The Los Angeles Times is on a crusade to undermine Tesla Motors (NASDAQ:TSLA).
Last year, the media outlet published a seemingly scathing report arguing that CEO Elon Musk and his trio of companies are supported by $4.9 billion in government subsidies, although the assumptions and calculations behind that total are overly aggressive and misleading. Electrek has an excellent breakdown of the total and why the numbers are somewhat disingenuous.
Well, the Times is at it again with a fresh opinion piece titled, "Tesla throws cold water on its own hype by admitting huge risks in building the Model 3."
Overplaying your hand
The "huge risks" that author Michael Hiltzik refers to are actually little more than standard disclosures around the plethora of risk factors that Tesla faces. Investors are all too familiar with the risk factors section of any 10-Q and 10-K, since companies go to great lengths to outline anything that could possibly go wrong with the business. This is nothing new.
Companies tend to go overboard with risk factor legalese, specifically to limit their liability to investors in the event that things go sideways. If disclosures are inadequate, companies open themselves up to another risk: class action investor lawsuits.
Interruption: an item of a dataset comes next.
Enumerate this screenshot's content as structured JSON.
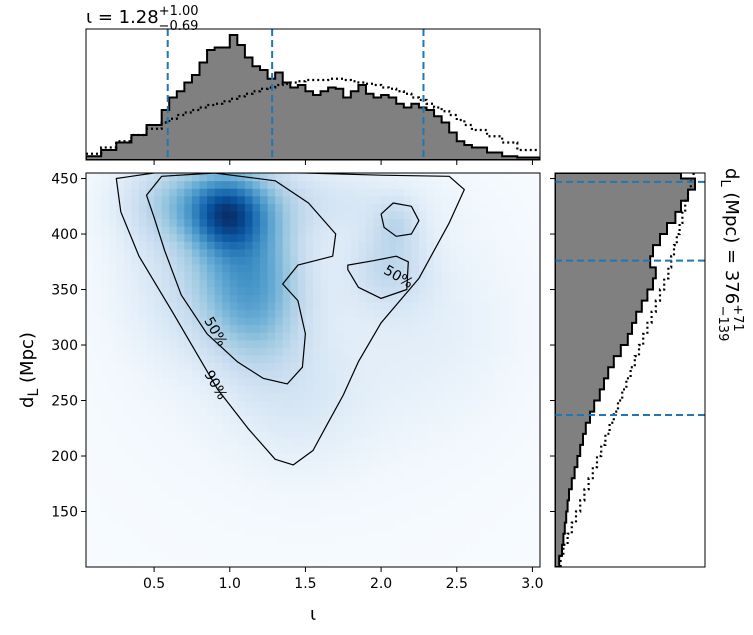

But just because things can go wrong doesn't mean they will.
The most recent 10-Q has been updated with a wide range of risk factors related to Model 3, since the upcoming EV was unveiled at the end of the quarter. Included are things like the possibility that Model 3 "may experience delays," and that Tesla has "no experience to date in manufacturing vehicles at the high volumes" expected for Model 3.
There are "many key assumptions" involved in the production plan, including Gigafactory construction timing, completion of design and engineering plans, supplier validation, and tooling availability and performance, among many others. To be clear, these risks are very real, and Tesla faces an immense challenge with executing on its plan.
But investors are already keenly aware of these risks, which is why the market is seemingly skeptical about Musk's plans. Hiltzik is aggressively overplaying the storyline here, framing these risk factors as if they're disproportionately probable or news to investors.
It could happen
Two can play at Hiltzik's game. There's another "huge" risk factor for investors to consider: acts of God.
Most companies need several types of insurance to cover possible losses in various parts of the business. Tesla maintains many of the types of insurance that you'd expect of an auto company, including general liability, automobile, property, and workers' compensation, among others. But Tesla chooses not to maintain as much coverage as other companies in other areas, which theoretically exposes it to greater risk. Specifically, here's another risk factor listed in the 10-Q:
Our insurance strategy may not be adequate to protect us from all business risks.
We may be subject, in the ordinary course of business, to losses resulting from products liability, accidents, acts of God and other claims against us, for which we may have no insurance coverage.
Losses associated with any uncovered loss could require a significant capital outlay, which could also include large deductibles that Tesla has to pay out of pocket. Any of these could "adversely affect our financial condition and operating results." Consider the possibility that Tesla's Fremont factory were to spontaneously combust as an act of God. While Tesla very likely carries insurance on its primary manufacturing facility, the disruption in manufacturing would wreak havoc on earnings.
Tesla should probably acquire some deity insurance. Can you imagine the hellacious premiums?
The risks are still real
Jokes aside, Model 3 absolutely entails a ton of risks, and investors must carefully consider those risks. That's especially true since Tesla's premium valuation utterly depends on the company becoming a mass-market OEM at some point (hopefully sooner rather than later).
However, risk factor disclosures in SEC filings don't include probability weightings, which is where the tricky and subjective part comes in. As investors, it's our job to assign appropriate weights to these risk factors when making investing decisions. Simply put, Hiltzik is trying to get investors to overweight these risks.
I wouldn't say that Tesla is throwing "cold water" on all the genuine consumer excitement and demand around Model 3, just because it is legally required to document in excessive detail all the things that could go wrong.